Mail Archives: djgpp-workers/2000/03/20/12:43:05
On Mon, 20 Mar 2000, Eli Zaretskii wrote:
> On Mon, 20 Mar 2000, Hans-Bernhard Broeker wrote:
> > > > The result of nan(NULL) and/or nan("") should be some 'standard NaN', but
> > > > I object to using the negative 'indefinite real' for that. Its positive
> > > > (but nameless) counterpart would be a good choice.
> > >
> > > That counterpart does have a name: it's a QNaN.
> >
> > No. QNaN is the name of the whole class of quiet NaNs. There are 2^62 of
[...]
> I fail to see the relevance of this. You said that the real indefinite's
> counterpart without a sign has no name, to which I replied that it's name
> is "QNaN". How does it matter that there are many more QNaNs, in
> addition to this specific one?
A misunderstanding, then. I wanted to express that unlike the special name
of 'real indefinite', the same bit pattern, but with the sign bit unset,
has no special name of its own. Of course both belong to the class of
QNaNs, but I wouldn't say that makes 'QNaN' a 'name' for that single
particular NaN bit pattern. It's a classificaton.

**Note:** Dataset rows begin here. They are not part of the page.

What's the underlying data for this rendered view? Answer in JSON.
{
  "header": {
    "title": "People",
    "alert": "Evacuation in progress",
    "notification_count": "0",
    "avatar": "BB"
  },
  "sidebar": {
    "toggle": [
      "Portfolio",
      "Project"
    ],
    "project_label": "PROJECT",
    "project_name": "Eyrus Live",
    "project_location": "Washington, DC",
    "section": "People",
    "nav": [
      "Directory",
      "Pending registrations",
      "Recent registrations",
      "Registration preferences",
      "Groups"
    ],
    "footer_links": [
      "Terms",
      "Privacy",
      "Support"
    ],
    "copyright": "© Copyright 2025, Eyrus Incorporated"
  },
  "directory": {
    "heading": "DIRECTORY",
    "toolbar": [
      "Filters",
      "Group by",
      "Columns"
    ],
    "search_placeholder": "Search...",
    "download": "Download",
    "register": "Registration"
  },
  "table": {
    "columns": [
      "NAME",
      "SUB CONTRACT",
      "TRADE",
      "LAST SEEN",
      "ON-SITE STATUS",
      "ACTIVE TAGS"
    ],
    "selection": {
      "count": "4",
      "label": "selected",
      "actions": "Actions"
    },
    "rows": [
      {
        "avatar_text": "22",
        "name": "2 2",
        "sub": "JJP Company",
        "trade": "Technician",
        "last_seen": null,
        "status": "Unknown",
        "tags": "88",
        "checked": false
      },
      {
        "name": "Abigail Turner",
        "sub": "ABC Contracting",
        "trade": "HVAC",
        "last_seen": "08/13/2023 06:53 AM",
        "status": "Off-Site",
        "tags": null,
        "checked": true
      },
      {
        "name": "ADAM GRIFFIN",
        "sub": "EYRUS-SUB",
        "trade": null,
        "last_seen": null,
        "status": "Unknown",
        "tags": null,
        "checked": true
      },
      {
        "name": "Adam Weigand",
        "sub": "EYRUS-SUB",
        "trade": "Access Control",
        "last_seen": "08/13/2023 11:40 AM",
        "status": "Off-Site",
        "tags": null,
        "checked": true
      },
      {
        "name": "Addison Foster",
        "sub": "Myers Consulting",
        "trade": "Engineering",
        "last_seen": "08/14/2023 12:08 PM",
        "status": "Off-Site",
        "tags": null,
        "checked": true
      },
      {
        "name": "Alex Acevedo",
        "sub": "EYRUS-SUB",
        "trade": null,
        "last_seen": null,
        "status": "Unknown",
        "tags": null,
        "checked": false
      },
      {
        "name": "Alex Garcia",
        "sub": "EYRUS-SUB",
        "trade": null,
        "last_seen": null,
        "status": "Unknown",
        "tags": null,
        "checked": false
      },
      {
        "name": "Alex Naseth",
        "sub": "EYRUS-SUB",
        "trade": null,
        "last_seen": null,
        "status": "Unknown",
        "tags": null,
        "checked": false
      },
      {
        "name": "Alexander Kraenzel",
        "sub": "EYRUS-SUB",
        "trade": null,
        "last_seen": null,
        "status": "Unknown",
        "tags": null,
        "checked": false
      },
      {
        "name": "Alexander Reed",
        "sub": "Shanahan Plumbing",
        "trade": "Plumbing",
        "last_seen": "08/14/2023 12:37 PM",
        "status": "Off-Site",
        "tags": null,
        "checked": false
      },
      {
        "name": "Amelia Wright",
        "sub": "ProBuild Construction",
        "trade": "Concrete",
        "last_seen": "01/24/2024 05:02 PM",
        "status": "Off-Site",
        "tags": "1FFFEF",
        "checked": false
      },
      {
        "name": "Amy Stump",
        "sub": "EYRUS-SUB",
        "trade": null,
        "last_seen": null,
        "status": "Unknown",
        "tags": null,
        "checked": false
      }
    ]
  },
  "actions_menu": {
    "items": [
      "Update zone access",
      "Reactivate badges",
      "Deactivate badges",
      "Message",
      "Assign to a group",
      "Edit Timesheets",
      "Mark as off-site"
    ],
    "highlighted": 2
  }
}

> > There are no 'computations', in that example. the first printf() of
> > sqrt(-1) yields a string. From there on, only conversion functions between
> > character representation and binary floating point format are used.
>
> Conversions inside strtod involve computations.
Only if we implement it that way... NaN handling in strtod would be
implemented in terms of bit patterns, I think, not by 'computing'
anything.
> That's what I was
> referring to. I don't think you can inject the real indefinite into the
> FPU and hope that it stays that way throught FP computations. I assumed
> that some FP instructions would be used inside strtod, since FP values
> are returned in FP registers in our ABI.
We can load any NaN we like into an FPU register, be it real indefinite or
whatever. Load/store operations do not raise any exception on QNaN.
Actually, even an SNaN does not generate an exception in some FPU
operations, including FLDT, FXCH, FCHS and FABS (as I just read in the 387
book I have brought in from home). To me, the latter two ('change sign',
and 'absolute') imply that sign in NaN is handled, at least partly, in the
usual way, by the FPU.
The book also says that it should be possible to load a long double SNaN
into the FPU (fldt) without generating an invalid operation exception. So
we *can* pass back arbitrary NaNs via the FPU register.
Hans-Bernhard Broeker (broeker AT physik DOT rwth-aachen DOT de)
Even if all the snow were burnt, ashes would remain.